After looking at how mathematics finds its way into the world of team sports such as football and netball.

After looking at how mathematics finds its way into the world of team sports such as football and netball it’s important to note it is certainly not limited to this. Individual sports too are heavily influenced by the power of probability, mechanics and general arithmetic and none more so than Tennis! Here are 4 ways that mathematics is weaved into Wimbledon (and every other tennis tournament).


With over 100 players or teams in each of the men’s, women’s and then double’s tournament and each match lasting on average 2-3 hours, clearly the scheduling for a grand slam tournament requires some serious thought. As is often the case, the logic behind this serious thought is in fact just maths. To reduce the number of matches played, most tournaments follow a knockout structure.

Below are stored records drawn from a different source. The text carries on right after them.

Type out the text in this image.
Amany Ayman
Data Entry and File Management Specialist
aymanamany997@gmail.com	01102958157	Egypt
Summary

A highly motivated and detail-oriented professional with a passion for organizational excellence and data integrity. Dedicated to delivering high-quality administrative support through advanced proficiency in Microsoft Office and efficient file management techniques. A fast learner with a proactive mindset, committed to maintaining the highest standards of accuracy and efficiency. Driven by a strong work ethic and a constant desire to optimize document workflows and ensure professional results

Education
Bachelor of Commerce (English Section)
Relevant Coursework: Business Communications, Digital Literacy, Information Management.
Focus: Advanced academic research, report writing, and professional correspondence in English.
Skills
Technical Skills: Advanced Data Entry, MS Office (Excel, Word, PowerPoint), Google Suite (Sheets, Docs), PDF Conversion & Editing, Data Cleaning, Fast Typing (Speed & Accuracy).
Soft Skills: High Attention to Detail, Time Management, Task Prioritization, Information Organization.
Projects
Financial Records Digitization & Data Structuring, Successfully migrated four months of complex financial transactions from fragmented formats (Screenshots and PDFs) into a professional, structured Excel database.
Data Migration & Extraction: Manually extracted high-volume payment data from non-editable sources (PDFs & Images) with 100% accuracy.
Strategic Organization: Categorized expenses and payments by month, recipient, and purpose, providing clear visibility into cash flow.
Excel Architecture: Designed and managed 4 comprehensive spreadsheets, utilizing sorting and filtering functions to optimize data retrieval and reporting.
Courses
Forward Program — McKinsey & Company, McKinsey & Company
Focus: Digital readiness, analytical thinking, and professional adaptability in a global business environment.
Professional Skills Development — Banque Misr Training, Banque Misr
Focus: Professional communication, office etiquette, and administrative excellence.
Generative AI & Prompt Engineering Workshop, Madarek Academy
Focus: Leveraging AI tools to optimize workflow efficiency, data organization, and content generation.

This restricts the number of competitors to the values in the sequence of the powers of 2, the power to which 2 is raised being how many rounds will then be played. For example both the men’s and ladies singles competitions at Wimbledon consist of 128 players, and so the tournament will have 7 rounds and 127 matches (each match has exactly 1 loser, every player but 1 will lose exactly 1 match).


Every tennis player or fan will be well aware of the importance of their first serve. Top players will serve at over 100 m/ph and the very best will be able to do so 75% of the time. In order to perfect this art mathematics, and more specifically mechanics, is extremely useful. By determining the distance from an extended arm with a racket to the opposite serving line, and the angle require to get over the net, it is possible to calculate the exact optimal angle of projection whilst also taking force into account.


Hawk Eye is one of the most sophisticated advancements in modern sport, combining techniques from statistics, geometry and physics to process an image and then predict it’s position in a chosen frame. In Tennis clearly this is the frame when the ball is going to hit the court. This is done using several cameras placed at different angles that record the balls position in high speed, a computer that is programmed to recognise the ball then calculates it’s position within each frame. This is done continually so that Hawk-Eye can build a picture of the balls 3D projection and hence it’s position in the crucial frame.


The scoring system in Tennis is somewhat unorthodox compared with other sports. Each match is broken into sets, the sets into games and the games scored through the bizarre points structure of 15,30,40. Though seemingly illogical this unique system has quite an impact on the result of the game. It’s possible to win a match despite loosing more points than you win but it’s thanks to this that makes the game more exciting. Comebacks are more likely and it also gives some points far more importance than others keeping the players under pressure and spectators on the edge of their seats!